Why are US Healthcare Costs So High?
There are a variety of reasons why healthcare costs are so high in the US. The biggest reason may be the administrative costs related to our complex multi-payer system, which are estimated to be at least 25% of our total healthcare costs, including some estimates as high as one-third. Other countries spend a small fraction of this amount on administrative costs.
Nearly a third of physicians say that they spend 20 hours or more a week on paperwork and administrative tasks, with overall average over 15 hours per week. Half of the administrative costs are estimated to be billing and insurance-related (BIR) that come from an overly complex payment system. Although the BIR process is overly complicated, there are many standardization and automation opportunities. Data interoperability has created better information flow but comes with many new technical difficulties and security risks. There are many different proposals to solve the challenges related to excessive administrative tasks and related costs (e.g., central clearinghouse).
In addition to excessive administrative costs, additional reasons for high US healthcare costs include the following:
- Over-treatment and the incentives that come from the fee-for-service payment model
- Prescription drug prices that are increasing at high rates
- Chronic diseases that account for the majority of healthcare treatment costs
- Lifestyle choices that make people unhealthy and cause chronic conditions
The traditional fee-for-service (FFS) payment model pays doctors to treat patients’ diseases and injuries. It does not pay to keep patients healthy or reward doctors for high-quality services. Basically, the more hip replacements a doctor can do, the more money the doctor makes. There are of course many great US doctors that don’t overtreat in efforts to make more money, but the FFS model naturally incentivizes them to do so.
Prescription drugs play a critical role in helping prevent, manage, and cure symptoms and diseases, but medication costs have become an expensive budget issue for patients and employers. Chronic diseases such as arthritis, obesity, cancer, and heart disease account for the vast majority of treatment costs. Bad lifestyle choices and unhealthy living only make these matters worse.
What Can Be Done About It?
Just solving the high administrative costs is almost half the battle. Since US healthcare costs are double other developed countries, and administrative costs are 25% of total US healthcare costs, cutting the majority of these costs to be more equivalent to other countries would get us almost halfway there. In addition to many proposals that address this, automation alone can make a huge difference as a significant portion of these administrative tasks are performed manually and can be automated.

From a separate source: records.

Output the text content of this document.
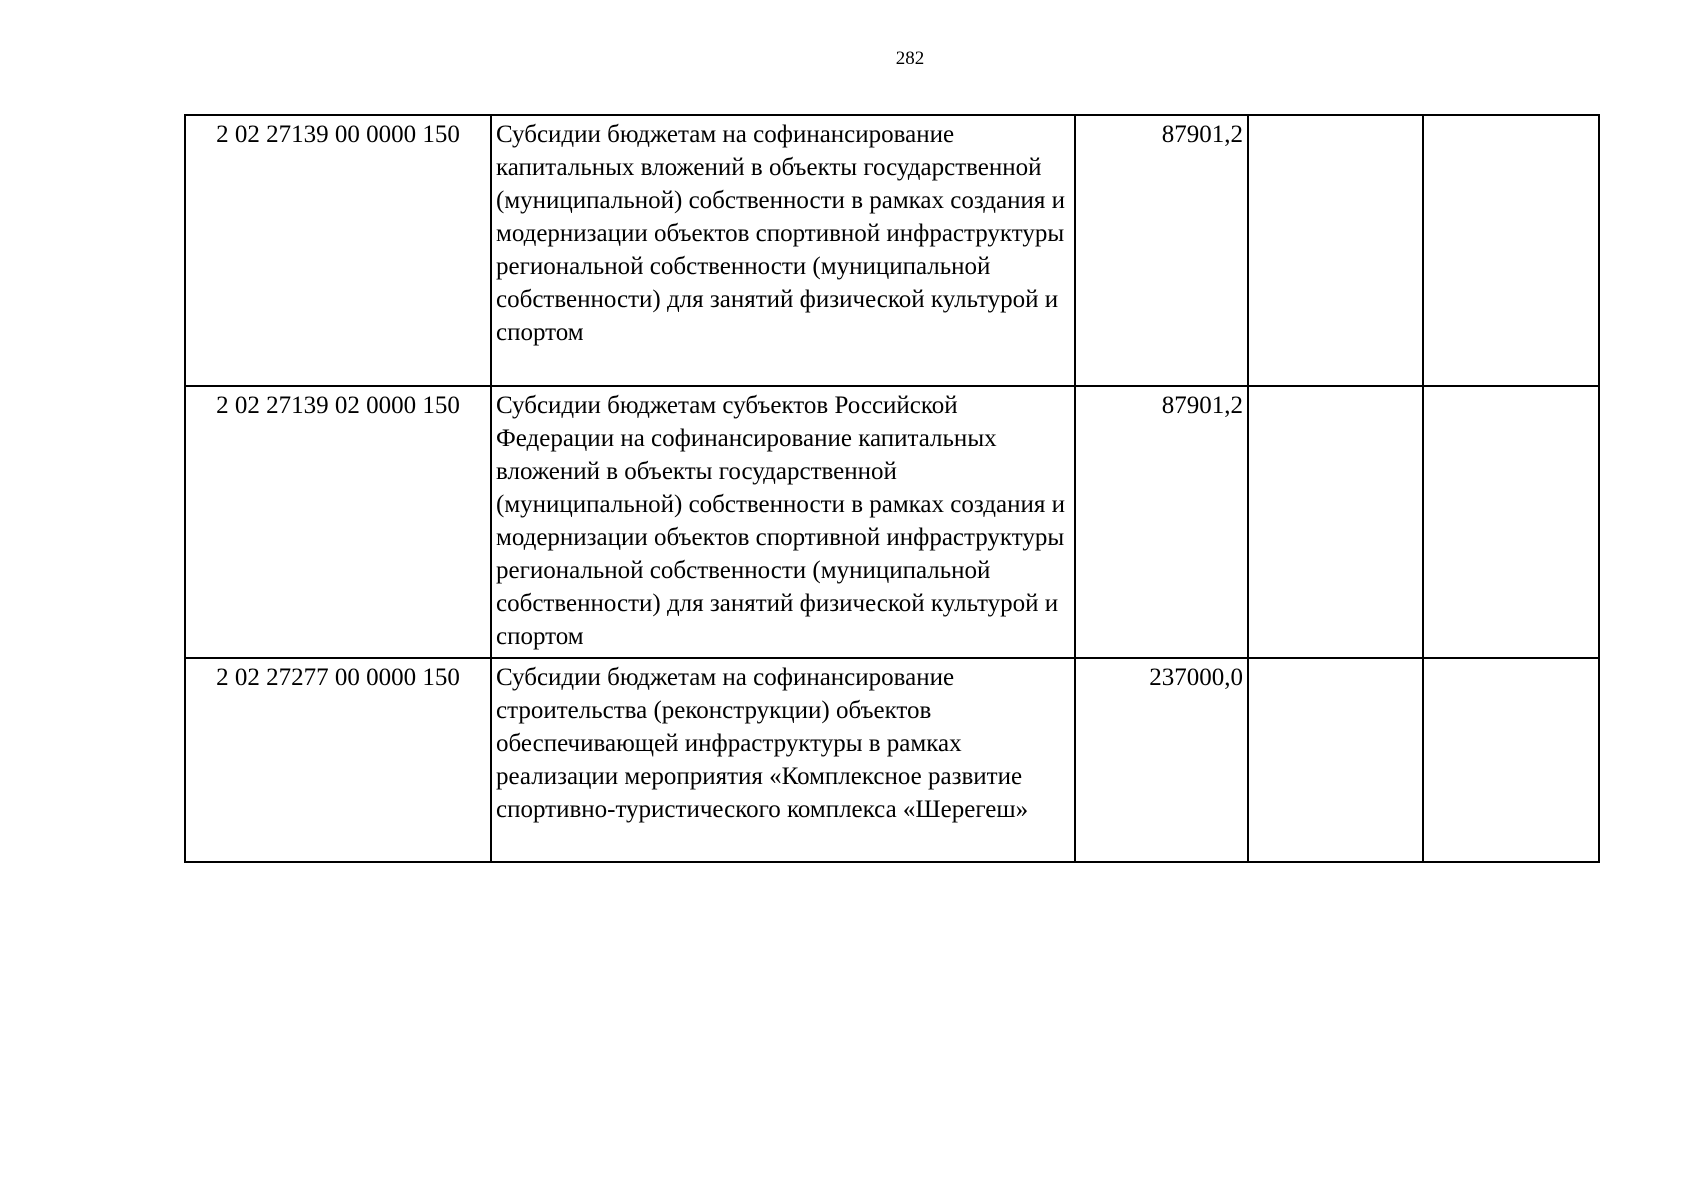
282
2 02 27139 00 0000 150	Субсидии бюджетам на софинансирование капитальных вложений в объекты государственной (муниципальной) собственности в рамках создания и модернизации объектов спортивной инфраструктуры региональной собственности (муниципальной собственности) для занятий физической культурой и спортом	87901,2		
2 02 27139 02 0000 150	Субсидии бюджетам субъектов Российской Федерации на софинансирование капитальных вложений в объекты государственной (муниципальной) собственности в рамках создания и модернизации объектов спортивной инфраструктуры региональной собственности (муниципальной собственности) для занятий физической культурой и спортом	87901,2		
2 02 27277 00 0000 150	Субсидии бюджетам на софинансирование строительства (реконструкции) объектов обеспечивающей инфраструктуры в рамках реализации мероприятия «Комплексное развитие спортивно-туристического комплекса «Шерегеш»	237000,0		
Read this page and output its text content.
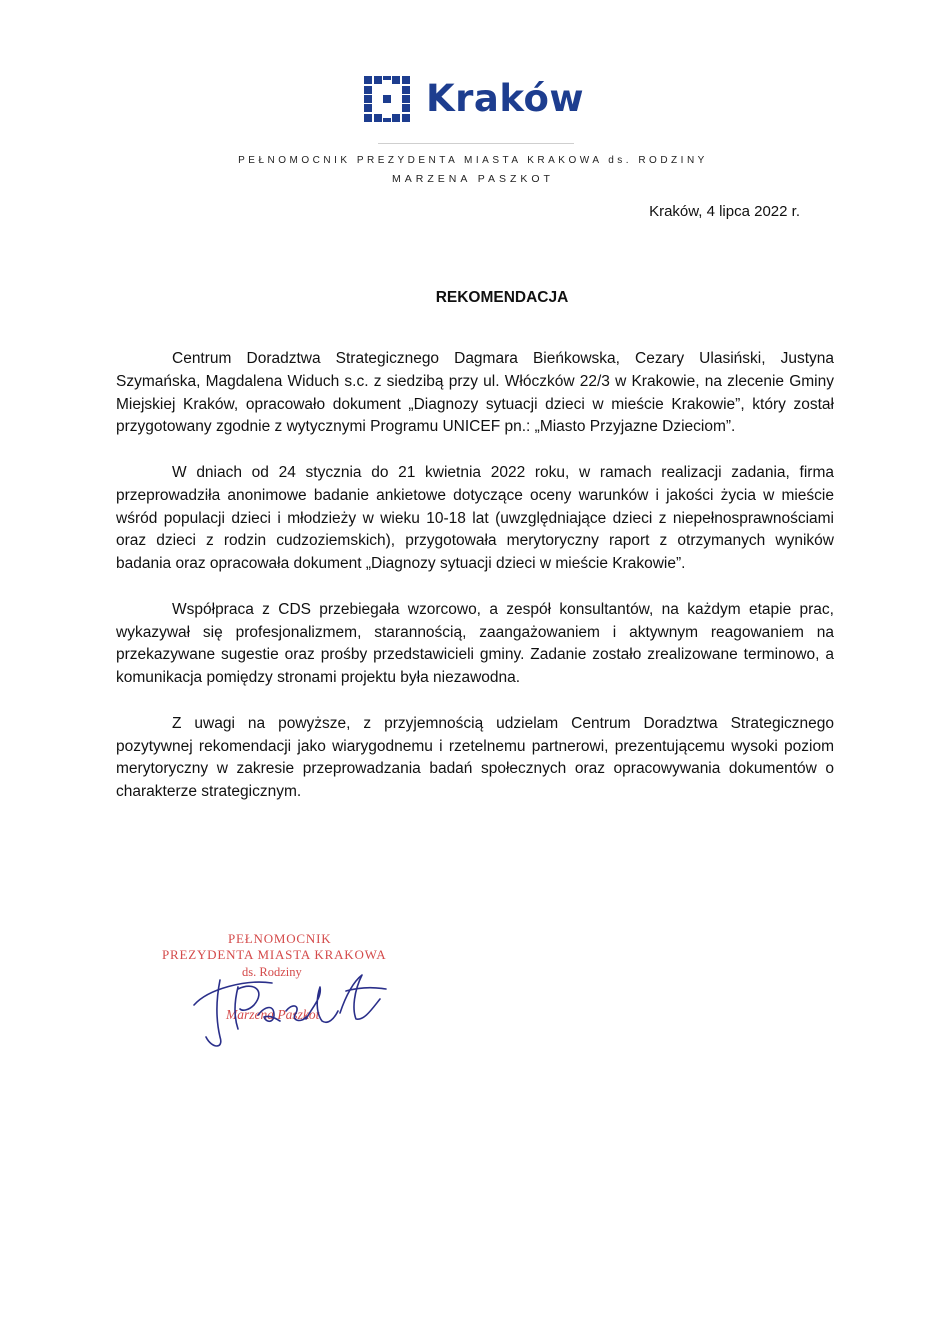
Kraków
PEŁNOMOCNIK PREZYDENTA MIASTA KRAKOWA ds. RODZINY
MARZENA PASZKOT
Kraków, 4 lipca 2022 r.
REKOMENDACJA

Centrum Doradztwa Strategicznego Dagmara Bieńkowska, Cezary Ulasiński, Justyna Szymańska, Magdalena Widuch s.c. z siedzibą przy ul. Włóczków 22/3 w Krakowie, na zlecenie Gminy Miejskiej Kraków, opracowało dokument „Diagnozy sytuacji dzieci w mieście Krakowie”, który został przygotowany zgodnie z wytycznymi Programu UNICEF pn.: „Miasto Przyjazne Dzieciom”.

W dniach od 24 stycznia do 21 kwietnia 2022 roku, w ramach realizacji zadania, firma przeprowadziła anonimowe badanie ankietowe dotyczące oceny warunków i jakości życia w mieście wśród populacji dzieci i młodzieży w wieku 10-18 lat (uwzględniające dzieci z niepełnosprawnościami oraz dzieci z rodzin cudzoziemskich), przygotowała merytoryczny raport z otrzymanych wyników badania oraz opracowała dokument „Diagnozy sytuacji dzieci w mieście Krakowie”.

Współpraca z CDS przebiegała wzorcowo, a zespół konsultantów, na każdym etapie prac, wykazywał się profesjonalizmem, starannością, zaangażowaniem i aktywnym reagowaniem na przekazywane sugestie oraz prośby przedstawicieli gminy. Zadanie zostało zrealizowane terminowo, a komunikacja pomiędzy stronami projektu była niezawodna.

Z uwagi na powyższe, z przyjemnością udzielam Centrum Doradztwa Strategicznego pozytywnej rekomendacji jako wiarygodnemu i rzetelnemu partnerowi, prezentującemu wysoki poziom merytoryczny w zakresie przeprowadzania badań społecznych oraz opracowywania dokumentów o charakterze strategicznym.

PEŁNOMOCNIK
PREZYDENTA MIASTA KRAKOWA
ds. Rodziny
Marzena Paszkot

Value-based care (VBC) is another big opportunity to address the high costs of US healthcare. Moreover, VBC addresses quality and access to care in addition to costs. However, after nearly two decades of trying to get the healthcare industry to transition to VBC, it is moving slowly as it is difficult to help doctors understand how they can take on the risks and be profitable in the new payment models that come from VBC (e.g., capitation and bundled payments). See the Value-Based Care Research Section of CenturyGoal for more information on VBC.
There are also many proposals on how to address prescription drug prices, chronic disease management, and lifestyle choices. Prescription drugs are a challenge due to patent laws and political lobbying. Progress has been made on programs that more efficiently address chronic disease management. Lifestyle choices are the responsibility of individuals but are somewhat considered in requirements for extra insurance premium costs (e.g., smoking).